Septic shock (endotoxic shock)

Review

Septic shock (endotoxic shock)

D Cavanagh et al. Clin Obstet Gynecol. 1973 Jun.

Abstract

PIP: The pathophysiology, clinical aspects, medical, and surgical management of endotoxin shock are reviewed. In the primate, the pathophysiology of endotoxin shock is contributed to by selective vasopasm, disseminated intravascular coagulation, and reduced myocardial response to sympathetic stimuli. Studies in the baboon measured various parameters of hemodynamics and coagulation, catecholamines, and some biochemical changes following the injection of a single bolus of endotoxin. Hemodynamic studies pointed to the kidney as a primary target organ. Coagulation changes included alterations in factor XII and XIII (and others) and plasminogen. Deposition of fibrin was also noted. Neurohormonal studies using tritiated norepinephrine showed a sharp rise in catecholamines 3 minutes after injection of endotoxin followed by a return to normal within 120 minutes, confirming the role of vasopasm in reducing renal perfusion early in shock.
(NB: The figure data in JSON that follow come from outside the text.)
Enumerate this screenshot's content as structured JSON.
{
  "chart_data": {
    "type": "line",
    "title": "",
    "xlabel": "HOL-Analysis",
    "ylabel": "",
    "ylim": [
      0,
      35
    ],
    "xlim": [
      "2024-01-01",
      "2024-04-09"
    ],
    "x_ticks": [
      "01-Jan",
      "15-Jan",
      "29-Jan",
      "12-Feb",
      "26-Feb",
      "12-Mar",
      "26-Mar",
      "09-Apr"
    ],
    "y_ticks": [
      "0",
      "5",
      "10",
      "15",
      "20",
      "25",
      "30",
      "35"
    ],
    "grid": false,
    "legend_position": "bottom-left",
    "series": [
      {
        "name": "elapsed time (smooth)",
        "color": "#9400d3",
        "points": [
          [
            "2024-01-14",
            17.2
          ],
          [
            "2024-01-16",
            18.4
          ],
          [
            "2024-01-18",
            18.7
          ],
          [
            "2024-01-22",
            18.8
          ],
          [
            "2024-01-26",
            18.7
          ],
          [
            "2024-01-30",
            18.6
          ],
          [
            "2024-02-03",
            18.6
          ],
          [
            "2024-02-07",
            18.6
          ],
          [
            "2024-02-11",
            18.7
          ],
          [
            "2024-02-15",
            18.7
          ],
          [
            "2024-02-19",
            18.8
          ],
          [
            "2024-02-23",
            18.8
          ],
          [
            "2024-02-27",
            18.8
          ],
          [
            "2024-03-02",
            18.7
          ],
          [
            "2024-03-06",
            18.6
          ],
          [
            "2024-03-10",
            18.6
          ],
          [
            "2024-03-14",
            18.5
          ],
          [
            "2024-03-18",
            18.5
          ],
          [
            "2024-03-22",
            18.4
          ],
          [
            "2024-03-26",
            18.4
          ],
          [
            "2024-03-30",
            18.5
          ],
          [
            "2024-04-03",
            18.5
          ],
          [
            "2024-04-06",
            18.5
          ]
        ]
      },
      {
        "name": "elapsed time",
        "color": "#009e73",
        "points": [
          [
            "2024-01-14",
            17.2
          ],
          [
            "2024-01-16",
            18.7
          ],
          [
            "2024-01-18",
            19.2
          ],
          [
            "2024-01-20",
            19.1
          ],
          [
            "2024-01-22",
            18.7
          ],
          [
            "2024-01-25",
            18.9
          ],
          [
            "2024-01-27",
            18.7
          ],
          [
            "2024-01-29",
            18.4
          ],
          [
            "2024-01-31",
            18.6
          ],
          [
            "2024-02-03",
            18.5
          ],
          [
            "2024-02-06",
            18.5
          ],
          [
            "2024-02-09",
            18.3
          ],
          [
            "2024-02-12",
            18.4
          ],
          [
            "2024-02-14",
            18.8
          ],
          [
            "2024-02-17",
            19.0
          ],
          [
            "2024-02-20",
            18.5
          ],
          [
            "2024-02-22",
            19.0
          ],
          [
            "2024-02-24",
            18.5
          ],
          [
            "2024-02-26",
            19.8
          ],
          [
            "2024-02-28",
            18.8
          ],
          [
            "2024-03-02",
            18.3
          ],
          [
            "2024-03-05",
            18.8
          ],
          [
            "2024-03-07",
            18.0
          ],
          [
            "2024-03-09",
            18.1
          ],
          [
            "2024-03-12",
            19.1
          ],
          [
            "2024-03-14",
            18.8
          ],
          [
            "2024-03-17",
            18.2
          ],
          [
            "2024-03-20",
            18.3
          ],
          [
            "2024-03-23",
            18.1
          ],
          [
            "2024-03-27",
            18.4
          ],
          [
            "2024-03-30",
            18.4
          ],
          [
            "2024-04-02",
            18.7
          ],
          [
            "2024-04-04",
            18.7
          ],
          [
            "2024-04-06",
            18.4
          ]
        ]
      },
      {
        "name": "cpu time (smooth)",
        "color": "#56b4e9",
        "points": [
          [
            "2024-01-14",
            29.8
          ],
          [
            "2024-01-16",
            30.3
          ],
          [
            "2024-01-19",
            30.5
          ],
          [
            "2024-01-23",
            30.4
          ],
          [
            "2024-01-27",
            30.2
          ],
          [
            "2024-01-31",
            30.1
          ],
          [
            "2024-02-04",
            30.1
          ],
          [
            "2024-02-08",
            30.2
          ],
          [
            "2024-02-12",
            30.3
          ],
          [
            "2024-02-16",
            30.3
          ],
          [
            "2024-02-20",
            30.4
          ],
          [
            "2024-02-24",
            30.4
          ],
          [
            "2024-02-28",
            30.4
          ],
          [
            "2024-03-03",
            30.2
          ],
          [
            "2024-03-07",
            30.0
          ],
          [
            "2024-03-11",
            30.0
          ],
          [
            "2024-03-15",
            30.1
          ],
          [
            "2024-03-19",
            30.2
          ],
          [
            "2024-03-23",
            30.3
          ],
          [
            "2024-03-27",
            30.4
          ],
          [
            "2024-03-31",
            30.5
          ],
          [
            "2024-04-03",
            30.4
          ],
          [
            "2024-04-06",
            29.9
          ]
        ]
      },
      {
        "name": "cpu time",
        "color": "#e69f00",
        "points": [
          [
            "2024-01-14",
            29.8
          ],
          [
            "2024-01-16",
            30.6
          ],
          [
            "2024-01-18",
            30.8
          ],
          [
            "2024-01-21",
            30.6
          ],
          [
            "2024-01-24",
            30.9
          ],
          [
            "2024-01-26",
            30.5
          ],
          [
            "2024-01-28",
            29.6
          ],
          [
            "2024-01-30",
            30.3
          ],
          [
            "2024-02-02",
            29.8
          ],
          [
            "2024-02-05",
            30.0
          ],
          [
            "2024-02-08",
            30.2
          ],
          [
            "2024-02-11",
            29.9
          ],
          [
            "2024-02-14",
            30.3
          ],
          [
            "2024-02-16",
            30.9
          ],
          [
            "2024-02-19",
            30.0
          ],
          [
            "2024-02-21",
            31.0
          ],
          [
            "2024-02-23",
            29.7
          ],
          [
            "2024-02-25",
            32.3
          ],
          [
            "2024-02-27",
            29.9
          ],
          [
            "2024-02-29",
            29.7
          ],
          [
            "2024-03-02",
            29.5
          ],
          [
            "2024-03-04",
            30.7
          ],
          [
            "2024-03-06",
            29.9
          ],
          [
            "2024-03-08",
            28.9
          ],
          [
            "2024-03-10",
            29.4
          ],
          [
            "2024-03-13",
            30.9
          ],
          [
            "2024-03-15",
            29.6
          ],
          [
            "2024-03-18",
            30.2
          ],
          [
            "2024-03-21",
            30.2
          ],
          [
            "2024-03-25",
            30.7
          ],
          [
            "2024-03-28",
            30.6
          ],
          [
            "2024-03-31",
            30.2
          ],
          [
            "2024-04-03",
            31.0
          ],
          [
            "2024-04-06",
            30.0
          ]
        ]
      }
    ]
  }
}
Prevention of septic shock is the best way to eradicate the extremely high reported mortality rates; infected abortion, chorioamnionitis, and pyelonephritis should all be warning signals. Methods of monitoring the patient in septic shock with special attention to blood pressure, central venous pressure, blood volume changes, and urinary output are discussed. Early surgical intervention and the proper use of vasomotor drugs and corticosteroids enhance patient survival.